Robert Crooke Wood (September 23, 1799 – March 28, 1869) was an American Brevet Brigadier General, military physician and neurologist who was the Assistant Surgeon General throughout the American Civil War as well as serving in the Second Seminole War and the Mexican–American War. He was also the father of John Taylor Wood who would go on to serve in the Confederate States Navy as a captain.

==Early years==
Robert was born on September 23, 1799, as the son of John Wood and Rebecca Wickham Wood. His childhood consisted of attending private schools and learning from private tutors. After taking an interest in medicine, Wood went to South Carolina to begin a study under Dr. Waring and afterwards, went to attend the Columbia University College of Physicians and Surgeons and graduated with a Doctor of Medicine in 1821.

He then moved to Utica, New York to practice medicine there until May 28, 1825, where he joined the United States Army as an assistant surgeon and was then stationed at the Detroit Barracks but was then transferred to Fort Snelling until May 1833 with the 1st Infantry Regiment. Around this time, he got married with Ann Mackall Taylor in 1829 who was the eldest daughter of Zachary Taylor. They proceeded to have one child there on August 13, 1830: John Taylor Wood.

===Military career===
Wood then participated at the Black Hawk War and was an active combatant at the Battle of Bad Axe which marked the end of the war. He was then transferred to Fort Crawford and was promoted to Major and Surgeon on July 4, 1836. He was then transferred to Florida due to the outbreak of the Second Seminole War at Fort Brooks but managed to participate at the Battle of Lake Okeechobee and would continue skirmishing with the Seminole natives until May 1839 when a truce was signed. When the truce was broken, Wood was transferred to Buffalo Barracks and served with the 5th Infantry Regiment until August 1845 as Wood was sent near the border with Mexico. Wood arrived at Corpus Christi, Texas in October and after spending the winter there, he was sent to a camp that overlooked Matamoros, Tamaulipas. Wood then participated at the battles of Palo Alto and Resaca de la Palma.

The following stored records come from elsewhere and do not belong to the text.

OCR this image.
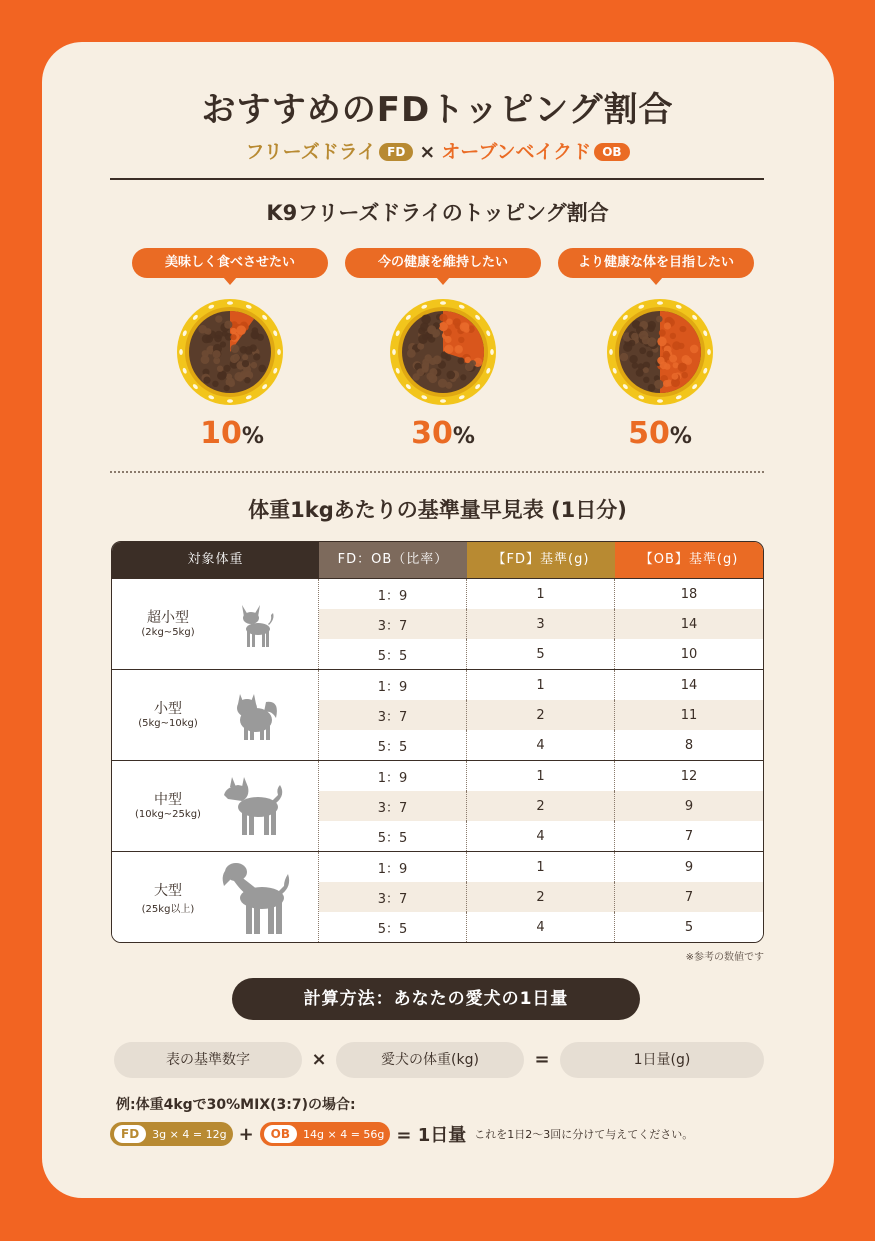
おすすめのFDトッピング割合
フリーズドライ FD × オーブンベイクド OB
K9フリーズドライのトッピング割合
美味しく食べさせたい	今の健康を維持したい	より健康な体を目指したい
10%	30%	50%
体重1kgあたりの基準量早見表 (1日分)
対象体重	FD：OB（比率）	【FD】基準(g)	【OB】基準(g)
超小型
(2kg~5kg)
1：9	1	18
3：7	3	14
5：5	5	10
小型
(5kg~10kg)
1：9	1	14
3：7	2	11
5：5	4	8
中型
(10kg~25kg)
1：9	1	12
3：7	2	9
5：5	4	7
大型
(25kg以上)
1：9	1	9
3：7	2	7
5：5	4	5
※参考の数値です
計算方法：あなたの愛犬の1日量
表の基準数字	×	愛犬の体重(kg)	=	1日量(g)
例:体重4kgで30%MIX(3:7)の場合:
FD	3g × 4 = 12g +	OB	14g × 4 = 56g = 1日量 これを1日2〜3回に分けて与えてください。
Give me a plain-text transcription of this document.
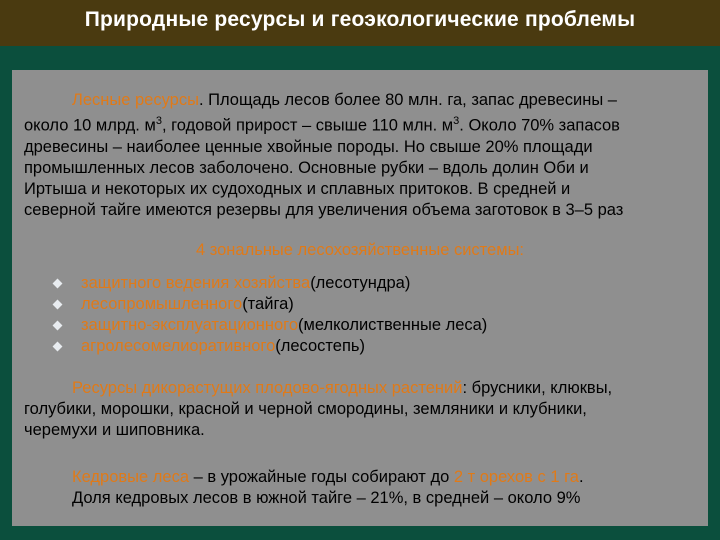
Природные ресурсы и геоэкологические проблемы
Лесные ресурсы. Площадь лесов более 80 млн. га, запас древесины –
около 10 млрд. $м^3$, годовой прирост – свыше 110 млн. $м^3$. Около 70% запасов
древесины – наиболее ценные хвойные породы. Но свыше 20% площади
промышленных лесов заболочено. Основные рубки – вдоль долин Оби и
Иртыша и некоторых их судоходных и сплавных притоков. В средней и
северной тайге имеются резервы для увеличения объема заготовок в 3–5 раз
4 зональные лесохозяйственные системы:
защитного ведения хозяйства (лесотундра)
лесопромышленного (тайга)
защитно-эксплуатационного (мелколиственные леса)
агролесомелиоративного (лесостепь)
Ресурсы дикорастущих плодово-ягодных растений: брусники, клюквы,
голубики, морошки, красной и черной смородины, земляники и клубники,
черемухи и шиповника.
Кедровые леса – в урожайные годы собирают до 2 т орехов с 1 га.
Доля кедровых лесов в южной тайге – 21%, в средней – около 9%
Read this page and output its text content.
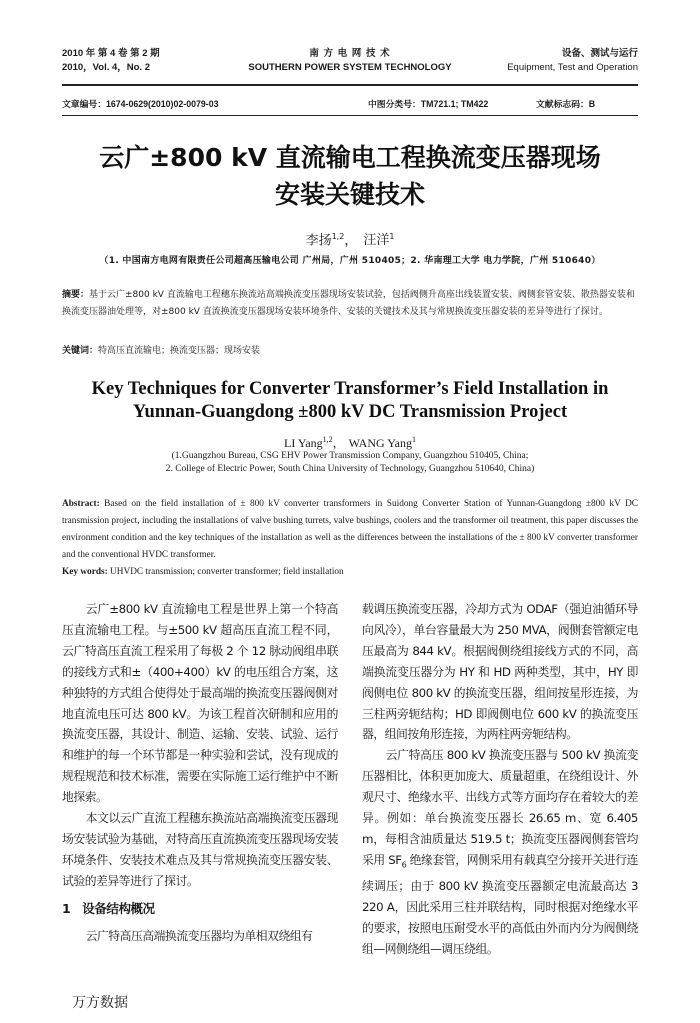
2010 年 第 4 卷 第 2 期
2010，Vol. 4，No. 2
南 方 电 网 技 术
SOUTHERN POWER SYSTEM TECHNOLOGY
设备、测试与运行
Equipment, Test and Operation
文章编号：1674-0629(2010)02-0079-03	中图分类号：TM721.1; TM422	文献标志码：B
云广±800 kV 直流输电工程换流变压器现场
安装关键技术
李扬$^{1,2}$， 汪洋$^1$
（1. 中国南方电网有限责任公司超高压输电公司 广州局，广州 510405；2. 华南理工大学 电力学院，广州 510640）
摘要：基于云广±800 kV 直流输电工程穗东换流站高端换流变压器现场安装试验，包括阀侧升高座出线装置安装、阀侧套管安装、散热器安装和换流变压器油处理等，对±800 kV 直流换流变压器现场安装环境条件、安装的关键技术及其与常规换流变压器安装的差异等进行了探讨。
关键词：特高压直流输电；换流变压器；现场安装
Key Techniques for Converter Transformer’s Field Installation in
Yunnan-Guangdong ±800 kV DC Transmission Project
LI Yang$^{1,2}$， WANG Yang$^1$
(1.Guangzhou Bureau, CSG EHV Power Transmission Company, Guangzhou 510405, China;
2. College of Electric Power, South China University of Technology, Guangzhou 510640, China)
Abstract: Based on the field installation of ± 800 kV converter transformers in Suidong Converter Station of Yunnan-Guangdong ±800 kV DC transmission project, including the installations of valve bushing turrets, valve bushings, coolers and the transformer oil treatment, this paper discusses the environment condition and the key techniques of the installation as well as the differences between the installations of the ± 800 kV converter transformer and the conventional HVDC transformer.
Key words: UHVDC transmission; converter transformer; field installation

云广±800 kV 直流输电工程是世界上第一个特高压直流输电工程。与±500 kV 超高压直流工程不同，云广特高压直流工程采用了每极 2 个 12 脉动阀组串联的接线方式和±（400+400）kV 的电压组合方案，这种独特的方式组合使得处于最高端的换流变压器阀侧对地直流电压可达 800 kV。为该工程首次研制和应用的换流变压器，其设计、制造、运输、安装、试验、运行和维护的每一个环节都是一种实验和尝试，没有现成的规程规范和技术标准，需要在实际施工运行维护中不断地探索。

本文以云广直流工程穗东换流站高端换流变压器现场安装试验为基础，对特高压直流换流变压器现场安装环境条件、安装技术难点及其与常规换流变压器安装、试验的差异等进行了探讨。

1　设备结构概况

云广特高压高端换流变压器均为单相双绕组有

载调压换流变压器，冷却方式为 ODAF（强迫油循环导向风冷），单台容量最大为 250 MVA，阀侧套管额定电压最高为 844 kV。根据阀侧绕组接线方式的不同，高端换流变压器分为 HY 和 HD 两种类型，其中，HY 即阀侧电位 800 kV 的换流变压器，组间按星形连接，为三柱两旁轭结构；HD 即阀侧电位 600 kV 的换流变压器，组间按角形连接，为两柱两旁轭结构。

云广特高压 800 kV 换流变压器与 500 kV 换流变压器相比，体积更加庞大、质量超重，在绕组设计、外观尺寸、绝缘水平、出线方式等方面均存在着较大的差异。例如：单台换流变压器长 26.65 m、宽 6.405 m，每相含油质量达 519.5 t；换流变压器阀侧套管均采用 $SF_6$ 绝缘套管，网侧采用有载真空分接开关进行连续调压；由于 800 kV 换流变压器额定电流最高达 3 220 A，因此采用三柱并联结构，同时根据对绝缘水平的要求，按照电压耐受水平的高低由外而内分为阀侧绕组—网侧绕组—调压绕组。

万方数据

Due to the increasing amount of casualties in the Mexican–American War, a general hospital was required and after some clearing and construction, a hospital near Point Isabel was established and Wood was put in charge there as the hospital would grow to have over hundreds of different patients who were either wounded or severely ill. After the Siege of Veracruz however, the hospital no longer had enough capacity for the amount of patients and a makeshift hospital was constructed at Greenwood, Mississippi as a new one was being constructed at New Orleans. In May 1848, Wood was transferred to Fort McHenry where he served for the next six years. Due to his brother-in-law Jefferson Davis being elected United States Secretary of War, Wood was then assigned to become the Acting Surgeon General of Thomas Lawson's administration. With Lawson's death in 1861 however, there was an opening for Lawson's successor and Wood was a strong candidate due to his extensive experience within the medical field however due to the rise of the Republican Party, President Abraham Lincoln chose to put Clement Finley in the office instead. Finley kept Wood as his assistant as the American Civil War broke out. On April 14, 1862, however, Finley retired due to his displeasure with Edwin Stanton as well as the Sanitary Commission. Wood was again, a candidate for the position of Surgeon General but the Sanitary Commission had nominated Richard Sherwood Satterlee for the position but ultimately, William A. Hammond was appointed instead. Wood then requested to be Hammond's assistant and while he initially declined, accepted Wood's request on April 25, 1862, and Wood was transferred to St. Louis as he oversaw all medical affairs in the Department of the West. In October 1863, Wood was transferred to Louisville, Kentucky where he remained for the remainder of the war. He was brevetted lieutenant colonel, colonel and brigadier general on March 13, 1865, for "gallant and meritorious service during the war". Following the end of the war, Wood was stationed at Fort Adams until September 1867 when he was ordered to New York City for board duty as he was put on the list of retired officers where he retired in February 1869 before dying a month later from an outbreak of pneumonia.